Ironically, the book contains a chapter mocking the smorgasbord of trendy but fallacious beliefs in “Holly-woo” and the West coast. It also criticizes the widespread politically-correct but fallacious opposition to GMOs. Yet it ignores the fact that AGW is the ultimate sacred cow of trendy, politically-correct beliefs. The authors accept the dubious proposition that a meta-survey which found that 33% of scientists endorsed AGW constitutes a “97 % consensus” (of a few degrees warming), and peremptorily concludes ‘case closed’ - “deniers” are anti-science and should shut up and get with the program. There is no discussion of the quality of the evidence, faulty and unfalsifiable predictions, the relative contributions of non-anthropogenic effects, positive and negative consequences and their magnitude, the motivated reasoning of vehemently statist and anti-capitalist advocates, or mitigation strategies that minimize the oppressive expansion of government power and the impact on individual freedoms and living standards. The authors’ skepticism has its limits when it would really make them pariahs among their circle at Yale. Remember, the lead author is the guy who was taken in by Loose Change 9/11 conspiracy theories because Bush=Hitler, or something. This was before McCain=Hitler and Romney=Hitler and Trump=Hitler, for those keeping score at home.
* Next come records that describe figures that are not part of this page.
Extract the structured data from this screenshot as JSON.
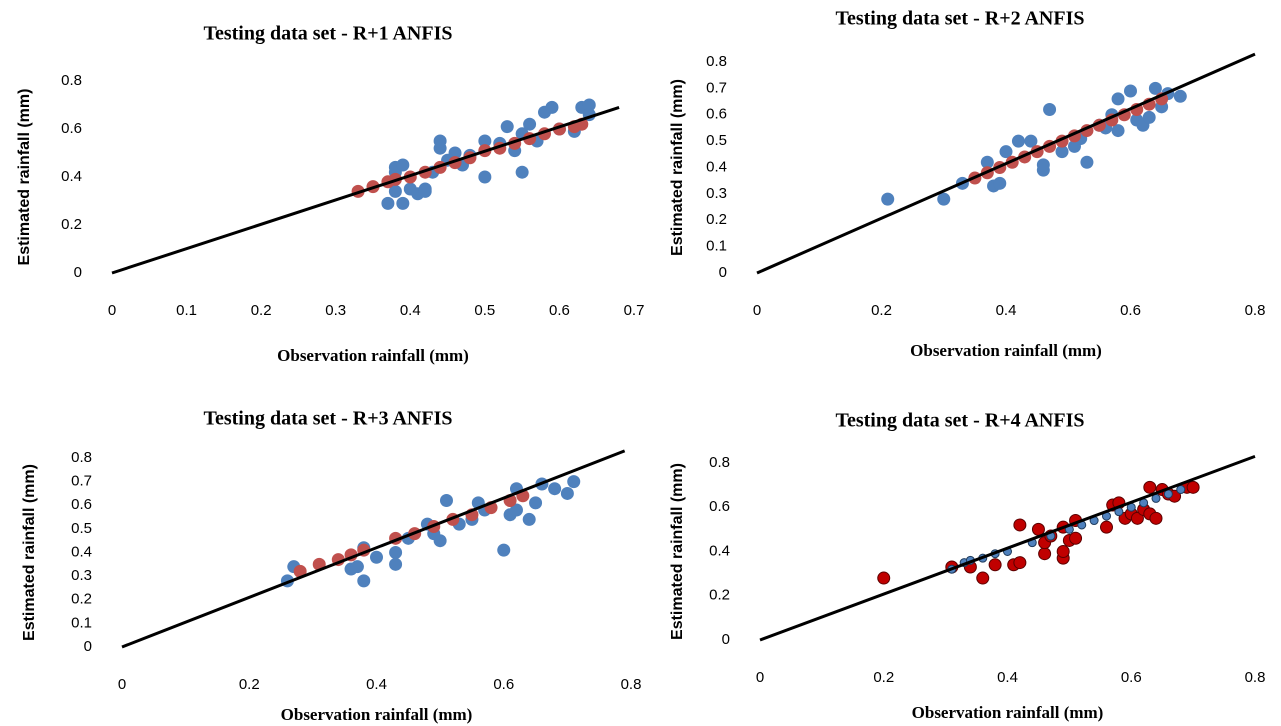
{
  "chart_data": [
    {
      "type": "scatter",
      "title": "Testing data set - R+1 ANFIS",
      "xlabel": "Observation rainfall (mm)",
      "ylabel": "Estimated rainfall (mm)",
      "xlim": [
        0,
        0.7
      ],
      "ylim": [
        0,
        0.8
      ],
      "xticks": [
        0,
        0.1,
        0.2,
        0.3,
        0.4,
        0.5,
        0.6,
        0.7
      ],
      "yticks": [
        0,
        0.2,
        0.4,
        0.6,
        0.8
      ],
      "series": [
        {
          "color": "#4f81bd",
          "x": [
            0.37,
            0.39,
            0.38,
            0.38,
            0.38,
            0.39,
            0.4,
            0.41,
            0.42,
            0.42,
            0.43,
            0.44,
            0.44,
            0.45,
            0.46,
            0.47,
            0.48,
            0.5,
            0.5,
            0.52,
            0.53,
            0.54,
            0.55,
            0.55,
            0.56,
            0.57,
            0.58,
            0.59,
            0.6,
            0.62,
            0.63,
            0.64,
            0.64
          ],
          "values": [
            0.29,
            0.29,
            0.34,
            0.42,
            0.44,
            0.45,
            0.35,
            0.33,
            0.35,
            0.34,
            0.42,
            0.52,
            0.55,
            0.47,
            0.5,
            0.45,
            0.49,
            0.4,
            0.55,
            0.54,
            0.61,
            0.51,
            0.42,
            0.58,
            0.62,
            0.55,
            0.67,
            0.69,
            0.6,
            0.59,
            0.69,
            0.7,
            0.66
          ]
        },
        {
          "color": "#c0504d",
          "x": [
            0.33,
            0.35,
            0.37,
            0.38,
            0.4,
            0.42,
            0.44,
            0.46,
            0.48,
            0.5,
            0.52,
            0.54,
            0.56,
            0.58,
            0.6,
            0.62,
            0.63
          ],
          "values": [
            0.34,
            0.36,
            0.38,
            0.39,
            0.4,
            0.42,
            0.44,
            0.46,
            0.48,
            0.51,
            0.52,
            0.54,
            0.56,
            0.58,
            0.6,
            0.61,
            0.62
          ]
        }
      ],
      "line": {
        "color": "#000000",
        "x": [
          0,
          0.68
        ],
        "values": [
          0,
          0.69
        ]
      }
    },
    {
      "type": "scatter",
      "title": "Testing data set - R+2 ANFIS",
      "xlabel": "Observation rainfall (mm)",
      "ylabel": "Estimated rainfall (mm)",
      "xlim": [
        0,
        0.8
      ],
      "ylim": [
        0,
        0.8
      ],
      "xticks": [
        0,
        0.2,
        0.4,
        0.6,
        0.8
      ],
      "yticks": [
        0,
        0.1,
        0.2,
        0.3,
        0.4,
        0.5,
        0.6,
        0.7,
        0.8
      ],
      "series": [
        {
          "color": "#4f81bd",
          "x": [
            0.21,
            0.3,
            0.33,
            0.37,
            0.38,
            0.39,
            0.4,
            0.42,
            0.44,
            0.46,
            0.46,
            0.47,
            0.49,
            0.51,
            0.52,
            0.53,
            0.55,
            0.56,
            0.57,
            0.58,
            0.58,
            0.6,
            0.61,
            0.62,
            0.63,
            0.64,
            0.65,
            0.66,
            0.68
          ],
          "values": [
            0.28,
            0.28,
            0.34,
            0.42,
            0.33,
            0.34,
            0.46,
            0.5,
            0.5,
            0.39,
            0.41,
            0.62,
            0.46,
            0.48,
            0.51,
            0.42,
            0.56,
            0.55,
            0.6,
            0.66,
            0.54,
            0.69,
            0.58,
            0.56,
            0.59,
            0.7,
            0.63,
            0.68,
            0.67
          ]
        },
        {
          "color": "#c0504d",
          "x": [
            0.35,
            0.37,
            0.39,
            0.41,
            0.43,
            0.45,
            0.47,
            0.49,
            0.51,
            0.53,
            0.55,
            0.57,
            0.59,
            0.61,
            0.63,
            0.65
          ],
          "values": [
            0.36,
            0.38,
            0.4,
            0.42,
            0.44,
            0.46,
            0.48,
            0.5,
            0.52,
            0.54,
            0.56,
            0.58,
            0.6,
            0.62,
            0.64,
            0.66
          ]
        }
      ],
      "line": {
        "color": "#000000",
        "x": [
          0,
          0.8
        ],
        "values": [
          0,
          0.83
        ]
      }
    },
    {
      "type": "scatter",
      "title": "Testing data set - R+3 ANFIS",
      "xlabel": "Observation rainfall (mm)",
      "ylabel": "Estimated rainfall (mm)",
      "xlim": [
        0,
        0.8
      ],
      "ylim": [
        0,
        0.8
      ],
      "xticks": [
        0,
        0.2,
        0.4,
        0.6,
        0.8
      ],
      "yticks": [
        0,
        0.1,
        0.2,
        0.3,
        0.4,
        0.5,
        0.6,
        0.7,
        0.8
      ],
      "series": [
        {
          "color": "#4f81bd",
          "x": [
            0.26,
            0.27,
            0.36,
            0.37,
            0.38,
            0.38,
            0.4,
            0.43,
            0.43,
            0.45,
            0.48,
            0.49,
            0.5,
            0.51,
            0.53,
            0.55,
            0.56,
            0.57,
            0.6,
            0.61,
            0.62,
            0.62,
            0.64,
            0.65,
            0.66,
            0.68,
            0.7,
            0.71
          ],
          "values": [
            0.28,
            0.34,
            0.33,
            0.34,
            0.28,
            0.42,
            0.38,
            0.35,
            0.4,
            0.46,
            0.52,
            0.48,
            0.45,
            0.62,
            0.52,
            0.54,
            0.61,
            0.58,
            0.41,
            0.56,
            0.67,
            0.58,
            0.54,
            0.61,
            0.69,
            0.67,
            0.65,
            0.7
          ]
        },
        {
          "color": "#c0504d",
          "x": [
            0.28,
            0.31,
            0.34,
            0.36,
            0.38,
            0.43,
            0.46,
            0.49,
            0.52,
            0.55,
            0.58,
            0.61,
            0.63
          ],
          "values": [
            0.32,
            0.35,
            0.37,
            0.39,
            0.41,
            0.46,
            0.48,
            0.51,
            0.54,
            0.56,
            0.59,
            0.62,
            0.64
          ]
        }
      ],
      "line": {
        "color": "#000000",
        "x": [
          0,
          0.79
        ],
        "values": [
          0,
          0.83
        ]
      }
    },
    {
      "type": "scatter",
      "title": "Testing data set - R+4 ANFIS",
      "xlabel": "Observation rainfall (mm)",
      "ylabel": "Estimated rainfall (mm)",
      "xlim": [
        0,
        0.8
      ],
      "ylim": [
        0,
        0.8
      ],
      "xticks": [
        0,
        0.2,
        0.4,
        0.6,
        0.8
      ],
      "yticks": [
        0,
        0.2,
        0.4,
        0.6,
        0.8
      ],
      "series": [
        {
          "color": "#c00000",
          "x": [
            0.2,
            0.31,
            0.34,
            0.36,
            0.38,
            0.41,
            0.42,
            0.42,
            0.45,
            0.46,
            0.46,
            0.47,
            0.49,
            0.49,
            0.49,
            0.5,
            0.51,
            0.51,
            0.56,
            0.57,
            0.58,
            0.59,
            0.6,
            0.61,
            0.62,
            0.63,
            0.63,
            0.64,
            0.65,
            0.66,
            0.67,
            0.69,
            0.7
          ],
          "values": [
            0.28,
            0.33,
            0.33,
            0.28,
            0.34,
            0.34,
            0.35,
            0.52,
            0.5,
            0.39,
            0.44,
            0.47,
            0.37,
            0.4,
            0.51,
            0.45,
            0.54,
            0.46,
            0.51,
            0.61,
            0.62,
            0.55,
            0.57,
            0.55,
            0.59,
            0.69,
            0.57,
            0.55,
            0.68,
            0.66,
            0.65,
            0.69,
            0.69
          ]
        },
        {
          "color": "#4f81bd",
          "x": [
            0.31,
            0.33,
            0.34,
            0.36,
            0.38,
            0.4,
            0.44,
            0.47,
            0.5,
            0.52,
            0.54,
            0.56,
            0.58,
            0.6,
            0.62,
            0.64,
            0.66,
            0.68
          ],
          "values": [
            0.32,
            0.35,
            0.36,
            0.37,
            0.39,
            0.4,
            0.44,
            0.47,
            0.5,
            0.52,
            0.54,
            0.56,
            0.58,
            0.6,
            0.62,
            0.64,
            0.66,
            0.68
          ]
        }
      ],
      "line": {
        "color": "#000000",
        "x": [
          0,
          0.8
        ],
        "values": [
          0,
          0.83
        ]
      }
    }
  ]
}
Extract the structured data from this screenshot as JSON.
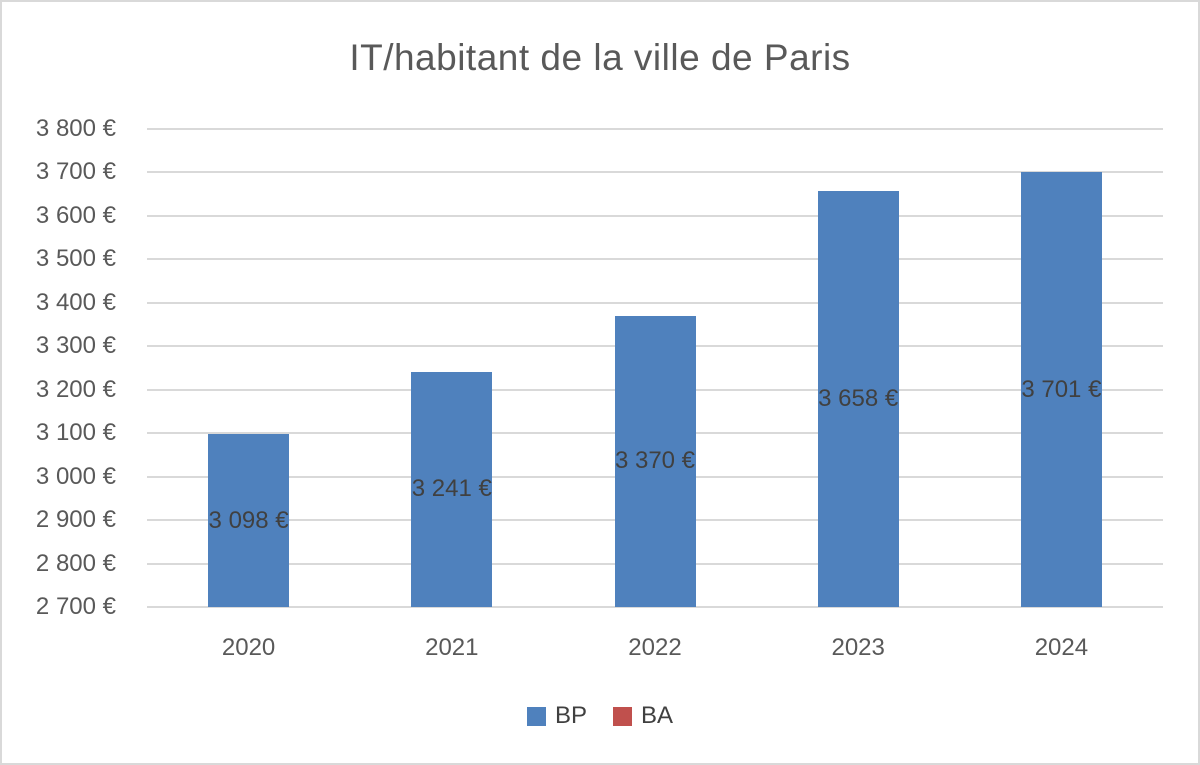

The book would have benefited from more discussion of examples where the “scientific consensus” turned out to be wrong, for instance mad cow disease (BSE/vCJD) and prions. Galileo, bloodletting, relativity, and quantum mechanics are very briefly mentioned, but soft-pedaled. The book might also have benefited from some discussion of the social bias exemplified by Pauline Kael, who infamously couldn’t understand why Nixon won because “I live in a rather special world. I only know one person who voted for Nixon. Where they are I don’t know. They’re outside my ken. But sometimes when I’m in a theater I can feel them”. Scientists and skeptics are more susceptible to groupthink than they would like to admit.